The Albigensian Treasure by Maurice Magre

The Albigensian Treasure by Maurice Magre

Author:Maurice Magre [Magre, Maurice]
Language: eng
Format: epub
Publisher: Black Coat Press
Published: 2018-08-25T00:00:00+00:00


THE MASQUES OF SAINT-ÉTIENNE

I advanced toward the Place Saint-Étienne, crushed by the weight of my good dead. None of those I had enabled to enter the walls of Toulouse wanted to quit me, and they were all marching behind me.

A large crowd was gathered in the Place Saint-Étienne, but there was a large empty space in the middle, in front of the cathedral. It was into that space that I emerged, pushed by those who were coming behind me, carried away by the confused hope of liberating myself by virtue of walking rapidly.

I was gripped by vertigo. To the right of the cathedral stood the sixty members of the Parlement, whom I scarcely recognized, so enormous and geometrical did their square bonnets seem. To the left, the King’s Seneschal was leaning solemnly on a cane with a gold pommel, with his counselors, his officers, his squires and the eight Capitouls with the strangely bright red sashes designating their rank. A little further away were grouped representatives of all the religious orders and the various monasteries, with their banners, their crosses, reliquaries, caskets containing the bones of saints. I recognized the Chapter of Saint Saturnin, at of La Daurade, the Blue Penitents, and an Order whose name I did not know, whose members bore silver Holy Spirits on their breasts and raised white sticks in their right hands. On all sides, I saw the glint of crosses, reliquaries and golden halberds. Twelve men in violet uniforms were raising enormous trumpets toward the heavens.

And not until I was in the center of the square did I become aware of my imprudence. Too late! An immense clamor resounded. And I saw with amazement the group of members of the Parlement break up, and the majority launch themselves toward me. The King’s Seneschal started a grotesque dance, which the Capitouls imitated. At the same time, the twelve trumpeters launched a resounding fanfare into the sky.

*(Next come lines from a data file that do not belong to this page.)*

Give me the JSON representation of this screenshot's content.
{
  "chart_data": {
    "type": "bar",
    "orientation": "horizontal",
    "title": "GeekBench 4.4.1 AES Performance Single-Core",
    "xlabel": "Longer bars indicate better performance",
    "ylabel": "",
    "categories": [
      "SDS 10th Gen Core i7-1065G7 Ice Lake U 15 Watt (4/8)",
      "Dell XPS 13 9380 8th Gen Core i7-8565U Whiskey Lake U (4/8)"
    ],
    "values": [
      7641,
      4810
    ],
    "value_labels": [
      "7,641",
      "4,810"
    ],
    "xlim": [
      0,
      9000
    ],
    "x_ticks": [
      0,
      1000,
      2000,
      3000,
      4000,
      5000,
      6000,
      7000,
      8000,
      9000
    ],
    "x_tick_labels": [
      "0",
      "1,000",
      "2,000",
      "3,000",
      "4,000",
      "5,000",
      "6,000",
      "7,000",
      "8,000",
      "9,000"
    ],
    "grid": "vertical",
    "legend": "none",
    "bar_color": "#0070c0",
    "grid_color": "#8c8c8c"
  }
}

It was only then that I perceived the disproportion of the trumpets, the excessively dazzling character of the reliquaries, and distinguished the comical character of the silver Holy Spirits and death’s-heads on the breasts of the monks. I saw that the President of the Parlement had stilts under his rope in order to appear taller, that the Abbot of Saint Sernin was wearing a false nose that he agitated with a string, and that the Seneschal’s moustache wad made of stuffed snakeskin.

And I also saw in another part of the square, an Emperor Charlemagne with a beard so long that two pages were required to sustain it, and a Chevalier Roland brandishing a cardboard sword as large as him. Alongside him there were allegorical characters, gods of mythology, and the entire dynasty of the Kings of Spain, represented by the fraternity of Spanish students, whose provost I recognized, an ignorant old student celebrated in Toulouse. A few gods and a few kings were running in my direction.

But it was not me who had caused the agitation of the population of masques.